La creación de empleo del sector de las energías renovables “es un hecho, pero no en la medida en la que una persona normal pueda valorarlo. El denominado empleo verde es pura propaganda en los municipios donde quieren instalar los macro parques de energías renovables. Se realiza con subcontratación para la construcción de las mismas y el empleo directo, el de calidad, se genera en Madrid, Nafarroa o Euskadi. Es decir, pan (escaso y duro) para hoy, y hambre para mañana y pasado. Igual que con los deseados centro de datos”, recalcan desde el SOA.
“La política extractivista tiene aliados fuertes. La DGA oferta 80.000 euros para documentar el destrozo causado por las renovables. Una ocurrencia en la línea de no actuar y dejar hacer. Se acusarán unos a otros pero al final, ni moratorias ni una adecuada ordenación del territorio.
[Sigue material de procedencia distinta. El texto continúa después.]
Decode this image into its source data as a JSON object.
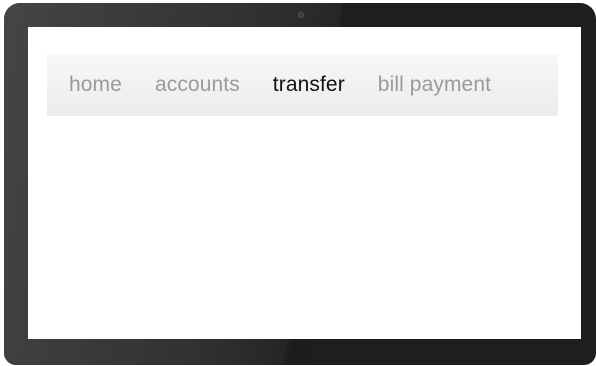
{
  "device": {
    "bezel_color": "#1e1e1e",
    "screen_color": "#ffffff"
  },
  "nav": {
    "background": "#efefef",
    "inactive_color": "#9a9a9a",
    "active_color": "#111111",
    "items": [
      {
        "label": "home",
        "active": false
      },
      {
        "label": "accounts",
        "active": false
      },
      {
        "label": "transfer",
        "active": true
      },
      {
        "label": "bill payment",
        "active": false
      }
    ]
  }
}
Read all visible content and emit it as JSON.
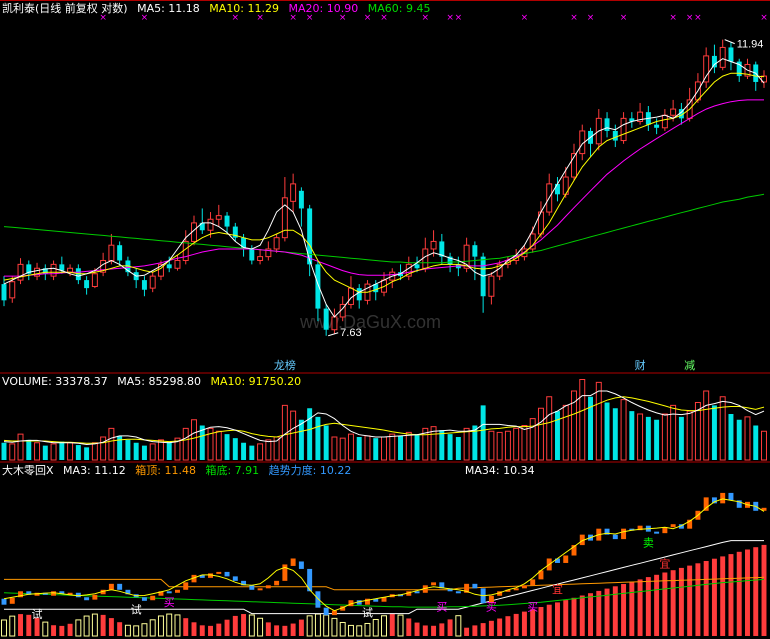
{
  "colors": {
    "up": "#ff3c3c",
    "down": "#00e6e6",
    "ma5": "#ffffff",
    "ma10": "#ffff00",
    "ma20": "#ff00ff",
    "ma60": "#00cc00",
    "grid": "#b00000",
    "orange": "#ff9900",
    "label": "#ffffff",
    "blue": "#3399ff"
  },
  "main_header": {
    "title": "凯利泰(日线 前复权 对数)",
    "ma5": "MA5: 11.18",
    "ma10": "MA10: 11.29",
    "ma20": "MA20: 10.90",
    "ma60": "MA60: 9.45"
  },
  "vol_header": {
    "title": "VOLUME: 33378.37",
    "ma5": "MA5: 85298.80",
    "ma10": "MA10: 91750.20"
  },
  "ind_header": {
    "title": "大木零回X",
    "ma3": "MA3: 11.12",
    "top": "箱顶: 11.48",
    "bottom": "箱底: 7.91",
    "trend": "趋势力度: 10.22",
    "ma34": "MA34: 10.34"
  },
  "annotations": {
    "high": "11.94",
    "low": "7.63",
    "tag_left": "龙榜",
    "tag_cai": "财",
    "tag_jian": "减",
    "sell": "卖",
    "buy": "买",
    "try": "试",
    "wait": "宜"
  },
  "watermark": "www.DaGuX.com",
  "chart_data": [
    {
      "type": "candlestick",
      "title": "凯利泰(日线 前复权 对数)",
      "scale": "log",
      "ylim": [
        7.3,
        12.3
      ],
      "high_label": 11.94,
      "low_label": 7.63,
      "candles": [
        [
          8.25,
          8.05,
          8.35,
          7.98
        ],
        [
          8.08,
          8.28,
          8.35,
          8.02
        ],
        [
          8.3,
          8.5,
          8.58,
          8.25
        ],
        [
          8.5,
          8.38,
          8.55,
          8.3
        ],
        [
          8.35,
          8.45,
          8.52,
          8.3
        ],
        [
          8.45,
          8.38,
          8.5,
          8.3
        ],
        [
          8.35,
          8.5,
          8.55,
          8.3
        ],
        [
          8.5,
          8.42,
          8.6,
          8.38
        ],
        [
          8.4,
          8.45,
          8.5,
          8.35
        ],
        [
          8.45,
          8.3,
          8.5,
          8.25
        ],
        [
          8.3,
          8.2,
          8.35,
          8.12
        ],
        [
          8.22,
          8.38,
          8.45,
          8.2
        ],
        [
          8.4,
          8.55,
          8.65,
          8.35
        ],
        [
          8.55,
          8.75,
          8.9,
          8.5
        ],
        [
          8.75,
          8.55,
          8.8,
          8.48
        ],
        [
          8.55,
          8.4,
          8.6,
          8.35
        ],
        [
          8.4,
          8.3,
          8.45,
          8.2
        ],
        [
          8.3,
          8.18,
          8.35,
          8.1
        ],
        [
          8.2,
          8.35,
          8.4,
          8.15
        ],
        [
          8.35,
          8.5,
          8.55,
          8.3
        ],
        [
          8.5,
          8.45,
          8.6,
          8.4
        ],
        [
          8.45,
          8.55,
          8.62,
          8.42
        ],
        [
          8.55,
          8.8,
          8.95,
          8.5
        ],
        [
          8.8,
          9.05,
          9.15,
          8.75
        ],
        [
          9.05,
          8.95,
          9.25,
          8.9
        ],
        [
          8.95,
          9.1,
          9.2,
          8.85
        ],
        [
          9.1,
          9.15,
          9.3,
          9.0
        ],
        [
          9.15,
          9.0,
          9.2,
          8.9
        ],
        [
          9.0,
          8.85,
          9.05,
          8.8
        ],
        [
          8.85,
          8.7,
          8.9,
          8.6
        ],
        [
          8.7,
          8.55,
          8.75,
          8.5
        ],
        [
          8.55,
          8.6,
          8.7,
          8.5
        ],
        [
          8.6,
          8.7,
          8.8,
          8.55
        ],
        [
          8.7,
          8.85,
          8.9,
          8.65
        ],
        [
          8.85,
          9.4,
          9.7,
          8.8
        ],
        [
          9.35,
          9.6,
          9.75,
          9.2
        ],
        [
          9.5,
          9.25,
          9.55,
          9.0
        ],
        [
          9.25,
          8.5,
          9.3,
          8.35
        ],
        [
          8.5,
          7.95,
          8.55,
          7.8
        ],
        [
          7.95,
          7.7,
          8.0,
          7.63
        ],
        [
          7.7,
          7.85,
          7.95,
          7.65
        ],
        [
          7.85,
          8.0,
          8.1,
          7.8
        ],
        [
          8.0,
          8.2,
          8.35,
          7.95
        ],
        [
          8.2,
          8.05,
          8.25,
          7.95
        ],
        [
          8.05,
          8.25,
          8.3,
          8.0
        ],
        [
          8.25,
          8.15,
          8.3,
          8.05
        ],
        [
          8.15,
          8.3,
          8.4,
          8.1
        ],
        [
          8.3,
          8.4,
          8.45,
          8.2
        ],
        [
          8.4,
          8.35,
          8.5,
          8.3
        ],
        [
          8.35,
          8.5,
          8.6,
          8.3
        ],
        [
          8.5,
          8.45,
          8.6,
          8.4
        ],
        [
          8.45,
          8.7,
          8.85,
          8.4
        ],
        [
          8.7,
          8.8,
          8.95,
          8.6
        ],
        [
          8.8,
          8.6,
          8.9,
          8.5
        ],
        [
          8.6,
          8.5,
          8.65,
          8.4
        ],
        [
          8.5,
          8.45,
          8.6,
          8.35
        ],
        [
          8.45,
          8.75,
          8.85,
          8.4
        ],
        [
          8.75,
          8.6,
          8.8,
          8.3
        ],
        [
          8.6,
          8.1,
          8.65,
          7.9
        ],
        [
          8.1,
          8.35,
          8.4,
          8.0
        ],
        [
          8.35,
          8.5,
          8.55,
          8.3
        ],
        [
          8.5,
          8.55,
          8.6,
          8.45
        ],
        [
          8.55,
          8.6,
          8.7,
          8.5
        ],
        [
          8.6,
          8.7,
          8.75,
          8.55
        ],
        [
          8.7,
          8.9,
          9.0,
          8.65
        ],
        [
          8.9,
          9.2,
          9.35,
          8.85
        ],
        [
          9.2,
          9.6,
          9.75,
          9.15
        ],
        [
          9.6,
          9.45,
          9.7,
          9.35
        ],
        [
          9.45,
          9.7,
          9.85,
          9.4
        ],
        [
          9.7,
          10.05,
          10.2,
          9.65
        ],
        [
          10.05,
          10.4,
          10.5,
          9.95
        ],
        [
          10.4,
          10.2,
          10.45,
          10.0
        ],
        [
          10.2,
          10.6,
          10.75,
          10.1
        ],
        [
          10.6,
          10.4,
          10.7,
          10.3
        ],
        [
          10.4,
          10.25,
          10.5,
          10.15
        ],
        [
          10.25,
          10.6,
          10.7,
          10.2
        ],
        [
          10.6,
          10.55,
          10.7,
          10.45
        ],
        [
          10.55,
          10.7,
          10.85,
          10.5
        ],
        [
          10.7,
          10.5,
          10.8,
          10.4
        ],
        [
          10.5,
          10.45,
          10.6,
          10.35
        ],
        [
          10.45,
          10.65,
          10.75,
          10.4
        ],
        [
          10.65,
          10.75,
          10.9,
          10.55
        ],
        [
          10.75,
          10.6,
          10.85,
          10.5
        ],
        [
          10.6,
          10.9,
          11.1,
          10.55
        ],
        [
          10.9,
          11.2,
          11.35,
          10.85
        ],
        [
          11.2,
          11.65,
          11.8,
          11.1
        ],
        [
          11.65,
          11.45,
          11.85,
          11.35
        ],
        [
          11.45,
          11.8,
          11.94,
          11.4
        ],
        [
          11.8,
          11.55,
          11.9,
          11.4
        ],
        [
          11.55,
          11.3,
          11.6,
          11.2
        ],
        [
          11.3,
          11.5,
          11.6,
          11.25
        ],
        [
          11.5,
          11.2,
          11.55,
          11.05
        ],
        [
          11.2,
          11.3,
          11.4,
          11.1
        ]
      ],
      "ma5": [
        8.25,
        8.3,
        8.35,
        8.4,
        8.42,
        8.44,
        8.45,
        8.42,
        8.38,
        8.35,
        8.38,
        8.42,
        8.5,
        8.55,
        8.5,
        8.42,
        8.35,
        8.36,
        8.42,
        8.48,
        8.55,
        8.7,
        8.85,
        8.95,
        9.05,
        9.05,
        9.0,
        8.92,
        8.8,
        8.72,
        8.7,
        8.75,
        8.95,
        9.2,
        9.3,
        9.2,
        8.95,
        8.55,
        8.25,
        8.0,
        7.85,
        7.95,
        8.08,
        8.15,
        8.2,
        8.25,
        8.3,
        8.35,
        8.38,
        8.45,
        8.52,
        8.6,
        8.65,
        8.62,
        8.58,
        8.55,
        8.5,
        8.4,
        8.35,
        8.38,
        8.45,
        8.55,
        8.62,
        8.75,
        8.95,
        9.2,
        9.4,
        9.6,
        9.8,
        10.0,
        10.2,
        10.3,
        10.4,
        10.45,
        10.42,
        10.5,
        10.55,
        10.58,
        10.6,
        10.62,
        10.65,
        10.6,
        10.7,
        10.85,
        11.05,
        11.3,
        11.5,
        11.6,
        11.55,
        11.5,
        11.4,
        11.35,
        11.18
      ],
      "ma10": [
        8.3,
        8.32,
        8.34,
        8.36,
        8.38,
        8.4,
        8.4,
        8.4,
        8.4,
        8.38,
        8.38,
        8.4,
        8.42,
        8.45,
        8.48,
        8.48,
        8.45,
        8.42,
        8.4,
        8.45,
        8.55,
        8.62,
        8.7,
        8.78,
        8.85,
        8.9,
        8.92,
        8.9,
        8.88,
        8.85,
        8.82,
        8.82,
        8.85,
        8.9,
        8.95,
        8.95,
        8.88,
        8.75,
        8.55,
        8.4,
        8.3,
        8.25,
        8.2,
        8.15,
        8.15,
        8.18,
        8.22,
        8.28,
        8.32,
        8.38,
        8.42,
        8.45,
        8.48,
        8.5,
        8.5,
        8.5,
        8.48,
        8.45,
        8.44,
        8.45,
        8.48,
        8.52,
        8.58,
        8.65,
        8.75,
        8.9,
        9.05,
        9.25,
        9.45,
        9.65,
        9.85,
        10.0,
        10.15,
        10.25,
        10.3,
        10.35,
        10.4,
        10.45,
        10.5,
        10.55,
        10.58,
        10.6,
        10.65,
        10.75,
        10.9,
        11.05,
        11.2,
        11.3,
        11.35,
        11.35,
        11.33,
        11.3,
        11.29
      ],
      "ma20": [
        8.35,
        8.35,
        8.35,
        8.36,
        8.37,
        8.38,
        8.38,
        8.39,
        8.4,
        8.4,
        8.41,
        8.42,
        8.43,
        8.44,
        8.45,
        8.46,
        8.47,
        8.48,
        8.5,
        8.52,
        8.55,
        8.58,
        8.6,
        8.63,
        8.66,
        8.68,
        8.7,
        8.7,
        8.7,
        8.7,
        8.7,
        8.69,
        8.68,
        8.67,
        8.66,
        8.64,
        8.62,
        8.58,
        8.54,
        8.5,
        8.46,
        8.42,
        8.39,
        8.37,
        8.36,
        8.36,
        8.36,
        8.37,
        8.38,
        8.4,
        8.42,
        8.44,
        8.45,
        8.46,
        8.47,
        8.48,
        8.48,
        8.48,
        8.48,
        8.5,
        8.52,
        8.56,
        8.6,
        8.66,
        8.74,
        8.82,
        8.92,
        9.02,
        9.14,
        9.26,
        9.38,
        9.5,
        9.62,
        9.74,
        9.84,
        9.94,
        10.03,
        10.12,
        10.2,
        10.28,
        10.36,
        10.44,
        10.52,
        10.6,
        10.68,
        10.75,
        10.8,
        10.84,
        10.87,
        10.89,
        10.9,
        10.9,
        10.9
      ],
      "ma60": [
        9.0,
        8.99,
        8.98,
        8.97,
        8.96,
        8.95,
        8.94,
        8.93,
        8.92,
        8.91,
        8.9,
        8.89,
        8.88,
        8.87,
        8.86,
        8.85,
        8.84,
        8.83,
        8.82,
        8.81,
        8.8,
        8.79,
        8.78,
        8.77,
        8.76,
        8.75,
        8.74,
        8.73,
        8.72,
        8.71,
        8.7,
        8.69,
        8.68,
        8.67,
        8.66,
        8.65,
        8.64,
        8.63,
        8.62,
        8.61,
        8.6,
        8.59,
        8.58,
        8.57,
        8.56,
        8.55,
        8.54,
        8.53,
        8.53,
        8.52,
        8.52,
        8.52,
        8.52,
        8.52,
        8.53,
        8.53,
        8.54,
        8.55,
        8.56,
        8.57,
        8.58,
        8.6,
        8.62,
        8.64,
        8.66,
        8.68,
        8.71,
        8.74,
        8.77,
        8.8,
        8.83,
        8.86,
        8.89,
        8.92,
        8.95,
        8.98,
        9.01,
        9.04,
        9.07,
        9.1,
        9.13,
        9.16,
        9.19,
        9.22,
        9.25,
        9.28,
        9.31,
        9.34,
        9.36,
        9.38,
        9.41,
        9.43,
        9.45
      ]
    },
    {
      "type": "bar",
      "title": "VOLUME",
      "ylim": [
        0,
        120000
      ],
      "values": [
        30,
        28,
        45,
        35,
        30,
        25,
        28,
        32,
        30,
        26,
        22,
        30,
        40,
        55,
        42,
        35,
        30,
        25,
        28,
        35,
        32,
        38,
        55,
        70,
        60,
        55,
        50,
        45,
        38,
        30,
        25,
        28,
        35,
        40,
        95,
        85,
        70,
        90,
        75,
        60,
        40,
        38,
        45,
        40,
        42,
        38,
        40,
        45,
        42,
        48,
        45,
        55,
        58,
        52,
        45,
        40,
        55,
        60,
        95,
        50,
        48,
        50,
        55,
        60,
        72,
        90,
        110,
        85,
        95,
        120,
        140,
        110,
        135,
        100,
        90,
        105,
        85,
        80,
        75,
        70,
        80,
        95,
        75,
        85,
        100,
        120,
        95,
        110,
        80,
        70,
        75,
        60,
        50
      ],
      "ma5": [
        32,
        31,
        33,
        34,
        34,
        32,
        30,
        30,
        30,
        29,
        27,
        28,
        31,
        38,
        42,
        42,
        40,
        35,
        32,
        31,
        30,
        32,
        38,
        47,
        52,
        57,
        58,
        56,
        52,
        46,
        40,
        34,
        32,
        33,
        45,
        55,
        63,
        72,
        82,
        80,
        72,
        60,
        50,
        44,
        42,
        40,
        40,
        41,
        42,
        43,
        44,
        47,
        50,
        51,
        52,
        50,
        50,
        52,
        62,
        62,
        62,
        60,
        59,
        53,
        57,
        66,
        79,
        85,
        94,
        100,
        112,
        112,
        120,
        120,
        115,
        108,
        100,
        93,
        87,
        82,
        78,
        80,
        79,
        81,
        87,
        95,
        98,
        102,
        100,
        95,
        86,
        79,
        85
      ],
      "ma10": [
        34,
        33,
        33,
        33,
        33,
        33,
        32,
        31,
        31,
        30,
        29,
        29,
        30,
        33,
        35,
        36,
        36,
        35,
        34,
        33,
        32,
        33,
        35,
        38,
        42,
        46,
        49,
        51,
        52,
        50,
        46,
        43,
        41,
        40,
        44,
        47,
        50,
        53,
        58,
        62,
        64,
        62,
        60,
        58,
        56,
        54,
        52,
        49,
        47,
        45,
        44,
        44,
        45,
        46,
        47,
        48,
        49,
        50,
        52,
        54,
        55,
        57,
        58,
        58,
        59,
        62,
        65,
        70,
        75,
        80,
        86,
        92,
        98,
        104,
        108,
        110,
        108,
        105,
        102,
        98,
        94,
        90,
        87,
        86,
        86,
        88,
        90,
        92,
        93,
        93,
        91,
        88,
        92
      ]
    },
    {
      "type": "line",
      "title": "大木零回X",
      "ylim": [
        7.0,
        12.3
      ],
      "ma3_label": 11.12,
      "box_top_label": 11.48,
      "box_bottom_label": 7.91,
      "trend_label": 10.22,
      "ma34_label": 10.34
    }
  ]
}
El enemigo en casa, como siempre”, afirma el sindicato.
Finalmente, aseguran que “nuestra soberanía no debe estar supeditada a ningún sacrificio”. Por ello SOA denuncia “este ecocidio planificado, apoyando todas las acciones que desde plataformas, asociaciones y demás colectivos, se están coordinando para frenar este despropósito”.